Bir akşam Aydan, Cem ile konuşmak için evine gider. Genç mimarın küstah konuşmaları ve ukala tavırları başlangıçta Aydan‘ın tepkisini çeker. Kocası Haluk’la genç mimar hakkında konuşmaya çalışır ancak kocasının gözü başhekimlikten başka bir şey görmemektedir ve ilişkileri giderek bozulmaktadır. Aydan, çocuk parkı için Cem’le yaptığı her görüşmede ondan daha fazla hoşlanmaya başlamıştır. Cem’in sorumsuz tavırları, aşağılayıcı gülüşleri, kibarlığı ve esrarengiz kişiliği Aydan’ı etkilemektedir.Cem’den uzak durmaya çalışır ancak kocasının ilgisizliği Cem’e daha da yakınlaşmasına neden olur. Artık ikili çocuk bahçesinden ziyade ilişkileri hakkında konuşmaya başlamışlardır. Aydan artık Cem’i düşünmekten kendini alamaz. Sürekli onunla olmak ve yeni heyecanlar yaşamak istiyordu. Bir süre sonra Aydan artık kendine engel olamaz ve Cem ile birlikte olmaya başlar. Başlangıçta bu durum, üzerinde büyük bir suçluluk duygusu uyandırır. Kocasını aldattığı için vicdan azabı duyar. Fakat giderek kendisini daha mutlu hissetmeye ve yaşamdan zevk almaya başlar. Cem ile gizli gizli birlikte olmaya devam eder. Gerçi Cem zaman zaman Aydan’a karşı ilgisiz davranmakta ve bu durum Aydan’ı rahatsız etmektedir ancak yine de onunla birlikte olmaktan hoşlanmaktadır.

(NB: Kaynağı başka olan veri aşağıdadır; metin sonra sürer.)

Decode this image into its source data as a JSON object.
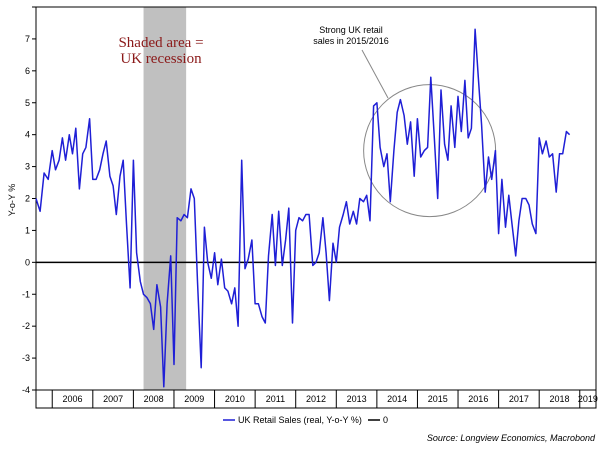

Cem ile yaptığı kaçamaklar Aydan’ın yaşamına yeni heyecanlar katar. Bunun son noktası ise, Haluk evde iken Cem’i gizlice eve alıp ütü odasında sevişmeleri olur. Fakat bu olaydan sonra ilişkileri soğumaya başlar. Cem’in ilgisiz tavırları Aydan’ı çileden çıkarmaktadır. Bir süre sonra da ilişkileri kendiliğinden sona erer. Fakat Aydan Cem’i bir türlü aklından çıkaramamaktadır. Özellikle kocası evdeyken Cem ile sevişmelerinden duyduğu heyecanı unutamaz ve yeni heyecanlar aramaya başlar. Bir gün misafir olarak gittiği bir evden bir kül tablası çalar. Bu olayda yaşadığı yakalanma korkusu ona çok heyecan verir ve bu küçük hırsızlık olaylarına devam eder. Fakat bir gün ziyaret için gittiği yaşlı çiftin evinden cüzdan çalınca işler karışır. Yaşlı çiftin şikayetçi olmasıyla Aydan karakola çağrılır. Ancak olaylar ispat edilemeyince serbest kalır.
Aydan eve döndüğünde tüm gerçekleri, Cem ile olan ilişkisini, neden hırsızlık yaptığını Haluk’a anlatır. Duydukları karşısında şaşkına dönen Haluk ağlar ve bütün gece uyuyamaz. Fakat Aydan’dan ayrılmamaya karar verir. Cem bir süredir sitedeki evine uğramamaktadır. Aydan ise bir süre evden dışarı çıkmaz. Haluk Aydan’a siteden ayrılarak başka bir yere taşınmayı ve yeni bir hayata başlamayı teklif eder. Aydan çaresiz bu teklifi kabul eder. İşinden ayrılan Haluk İzmir’de çalışmak üzere bir hastane ile anlaşır. Haluk, Aydan ve kızları eşyalar ile birlikte siteden ayrılırken, Aydan son kez Cem’i görmek umuduyla eve bakar.